Sen. Bill Diamond stands in front of his business office, and talks about why Maine needs to find better ways to pay for those roads.
"I’m convinced we have a problem. I’m not convinced a lot of other people are," Sen. Diamond says.
Diamond is co-chairman of a new state commission, formed by the Legislature, that will start work next week. Its job is to determine if Maine’s current method of paying for road and bridge repair is working and, if not, recommend changes.
The Maine Department of Transportation says its current budget is about $130 million short each year of meeting the needs for road and bridge repair. The biggest share of that money comes from the 30 cent per gallon gasoline tax, paid by drivers, with another $100 million a year coming from borrowing through bonds passed by voters.
But increasing popularity of electric cars is a threat to the gas tax, and legislators say borrowing large amounts each year isn’t good, either.
Diamond, a Democrat, says the gasoline tax cannot be raised enough to replace the annual borrowing.
"A penny on the gas tax generates $7 million," says Diamond. "Imagine what it would take to make that kind of total. So whatever options we look at there is no one of them that will solve the problem."
And GOP Sen. Brad Farrin, R-Norridgewock, who is also a member of the commission, says they need to look at all the choices, and not just try to raise the gas tax.
"Some folks think the easy answer is just to raise the gas tax and representing rural Maine, a gas tax hits us pretty hard because we have to drive further," Farrin says.

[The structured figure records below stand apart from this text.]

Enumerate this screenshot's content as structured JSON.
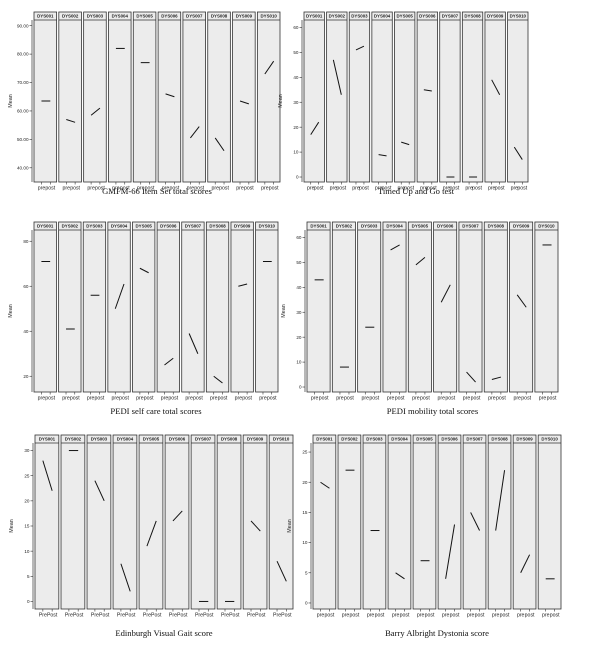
{
  "chart_data": [
    {
      "type": "line",
      "title": "GMFM-66 Item Set total scores",
      "ylabel": "Mean",
      "ylim": [
        35,
        92
      ],
      "yticks": [
        40,
        50,
        60,
        70,
        80,
        90
      ],
      "ytick_labels": [
        "40.00",
        "50.00",
        "60.00",
        "70.00",
        "80.00",
        "90.00"
      ],
      "xtick_labels": [
        "pre",
        "post"
      ],
      "series": [
        {
          "name": "DYS001",
          "values": [
            63.5,
            63.5
          ]
        },
        {
          "name": "DYS002",
          "values": [
            57.0,
            56.0
          ]
        },
        {
          "name": "DYS003",
          "values": [
            58.5,
            61.0
          ]
        },
        {
          "name": "DYS004",
          "values": [
            82.0,
            82.0
          ]
        },
        {
          "name": "DYS005",
          "values": [
            77.0,
            77.0
          ]
        },
        {
          "name": "DYS006",
          "values": [
            66.0,
            65.0
          ]
        },
        {
          "name": "DYS007",
          "values": [
            50.5,
            54.5
          ]
        },
        {
          "name": "DYS008",
          "values": [
            50.5,
            46.0
          ]
        },
        {
          "name": "DYS009",
          "values": [
            63.5,
            62.5
          ]
        },
        {
          "name": "DYS010",
          "values": [
            73.0,
            77.5
          ]
        }
      ]
    },
    {
      "type": "line",
      "title": "Timed Up and Go test",
      "ylabel": "Mean",
      "ylim": [
        -2,
        63
      ],
      "yticks": [
        0,
        10,
        20,
        30,
        40,
        50,
        60
      ],
      "ytick_labels": [
        "0",
        "10",
        "20",
        "30",
        "40",
        "50",
        "60"
      ],
      "xtick_labels": [
        "pre",
        "post"
      ],
      "series": [
        {
          "name": "DYS001",
          "values": [
            17.0,
            22.0
          ]
        },
        {
          "name": "DYS002",
          "values": [
            47.0,
            33.0
          ]
        },
        {
          "name": "DYS003",
          "values": [
            51.0,
            52.5
          ]
        },
        {
          "name": "DYS004",
          "values": [
            9.0,
            8.5
          ]
        },
        {
          "name": "DYS005",
          "values": [
            14.0,
            13.0
          ]
        },
        {
          "name": "DYS006",
          "values": [
            35.0,
            34.5
          ]
        },
        {
          "name": "DYS007",
          "values": [
            0.0,
            0.0
          ]
        },
        {
          "name": "DYS008",
          "values": [
            0.0,
            0.0
          ]
        },
        {
          "name": "DYS009",
          "values": [
            39.0,
            33.0
          ]
        },
        {
          "name": "DYS010",
          "values": [
            12.0,
            7.0
          ]
        }
      ]
    },
    {
      "type": "line",
      "title": "PEDI self care total scores",
      "ylabel": "Mean",
      "ylim": [
        13,
        85
      ],
      "yticks": [
        20,
        40,
        60,
        80
      ],
      "ytick_labels": [
        "20",
        "40",
        "60",
        "80"
      ],
      "xtick_labels": [
        "pre",
        "post"
      ],
      "series": [
        {
          "name": "DYS001",
          "values": [
            71.0,
            71.0
          ]
        },
        {
          "name": "DYS002",
          "values": [
            41.0,
            41.0
          ]
        },
        {
          "name": "DYS003",
          "values": [
            56.0,
            56.0
          ]
        },
        {
          "name": "DYS004",
          "values": [
            50.0,
            61.0
          ]
        },
        {
          "name": "DYS005",
          "values": [
            68.0,
            66.0
          ]
        },
        {
          "name": "DYS006",
          "values": [
            25.0,
            28.0
          ]
        },
        {
          "name": "DYS007",
          "values": [
            39.0,
            30.0
          ]
        },
        {
          "name": "DYS008",
          "values": [
            20.0,
            17.0
          ]
        },
        {
          "name": "DYS009",
          "values": [
            60.0,
            61.0
          ]
        },
        {
          "name": "DYS010",
          "values": [
            71.0,
            71.0
          ]
        }
      ]
    },
    {
      "type": "line",
      "title": "PEDI mobility total scores",
      "ylabel": "Mean",
      "ylim": [
        -2,
        63
      ],
      "yticks": [
        0,
        10,
        20,
        30,
        40,
        50,
        60
      ],
      "ytick_labels": [
        "0",
        "10",
        "20",
        "30",
        "40",
        "50",
        "60"
      ],
      "xtick_labels": [
        "pre",
        "post"
      ],
      "series": [
        {
          "name": "DYS001",
          "values": [
            43.0,
            43.0
          ]
        },
        {
          "name": "DYS002",
          "values": [
            8.0,
            8.0
          ]
        },
        {
          "name": "DYS003",
          "values": [
            24.0,
            24.0
          ]
        },
        {
          "name": "DYS004",
          "values": [
            55.0,
            57.0
          ]
        },
        {
          "name": "DYS005",
          "values": [
            49.0,
            52.0
          ]
        },
        {
          "name": "DYS006",
          "values": [
            34.0,
            41.0
          ]
        },
        {
          "name": "DYS007",
          "values": [
            6.0,
            2.0
          ]
        },
        {
          "name": "DYS008",
          "values": [
            3.0,
            4.0
          ]
        },
        {
          "name": "DYS009",
          "values": [
            37.0,
            32.0
          ]
        },
        {
          "name": "DYS010",
          "values": [
            57.0,
            57.0
          ]
        }
      ]
    },
    {
      "type": "line",
      "title": "Edinburgh Visual Gait score",
      "ylabel": "Mean",
      "ylim": [
        -1.5,
        31.5
      ],
      "yticks": [
        0,
        5,
        10,
        15,
        20,
        25,
        30
      ],
      "ytick_labels": [
        "0",
        "5",
        "10",
        "15",
        "20",
        "25",
        "30"
      ],
      "xtick_labels": [
        "Pre",
        "Post"
      ],
      "series": [
        {
          "name": "DYS001",
          "values": [
            28.0,
            22.0
          ]
        },
        {
          "name": "DYS002",
          "values": [
            30.0,
            30.0
          ]
        },
        {
          "name": "DYS003",
          "values": [
            24.0,
            20.0
          ]
        },
        {
          "name": "DYS004",
          "values": [
            7.5,
            2.0
          ]
        },
        {
          "name": "DYS005",
          "values": [
            11.0,
            16.0
          ]
        },
        {
          "name": "DYS006",
          "values": [
            16.0,
            18.0
          ]
        },
        {
          "name": "DYS007",
          "values": [
            0.0,
            0.0
          ]
        },
        {
          "name": "DYS008",
          "values": [
            0.0,
            0.0
          ]
        },
        {
          "name": "DYS009",
          "values": [
            16.0,
            14.0
          ]
        },
        {
          "name": "DYS010",
          "values": [
            8.0,
            4.0
          ]
        }
      ]
    },
    {
      "type": "line",
      "title": "Barry Albright Dystonia score",
      "ylabel": "Mean",
      "ylim": [
        -1,
        26.5
      ],
      "yticks": [
        0,
        5,
        10,
        15,
        20,
        25
      ],
      "ytick_labels": [
        "0",
        "5",
        "10",
        "15",
        "20",
        "25"
      ],
      "xtick_labels": [
        "pre",
        "post"
      ],
      "series": [
        {
          "name": "DYS001",
          "values": [
            20.0,
            19.0
          ]
        },
        {
          "name": "DYS002",
          "values": [
            22.0,
            22.0
          ]
        },
        {
          "name": "DYS003",
          "values": [
            12.0,
            12.0
          ]
        },
        {
          "name": "DYS004",
          "values": [
            5.0,
            4.0
          ]
        },
        {
          "name": "DYS005",
          "values": [
            7.0,
            7.0
          ]
        },
        {
          "name": "DYS006",
          "values": [
            4.0,
            13.0
          ]
        },
        {
          "name": "DYS007",
          "values": [
            15.0,
            12.0
          ]
        },
        {
          "name": "DYS008",
          "values": [
            12.0,
            22.0
          ]
        },
        {
          "name": "DYS009",
          "values": [
            5.0,
            8.0
          ]
        },
        {
          "name": "DYS010",
          "values": [
            4.0,
            4.0
          ]
        }
      ]
    }
  ]
}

Diamond says the first step will be to find out if all members of the commission agree on the need for a new funding method. Beyond that, the senators say all options should be on the table.
They say those could include ideas like expanding tolls to other roads besides the turnpike, taxing vehicle miles driven or even shifting money from other taxes, such as sales taxes on motor vehicles, into the highway fund.
That commission holds its first meeting next week, and is expected to look at what ideas are working in other rural states with a similar number of roads. But that would likely not include New Hampshire. The MDOT says Maine has nearly three times the state road mileage of New Hampshire.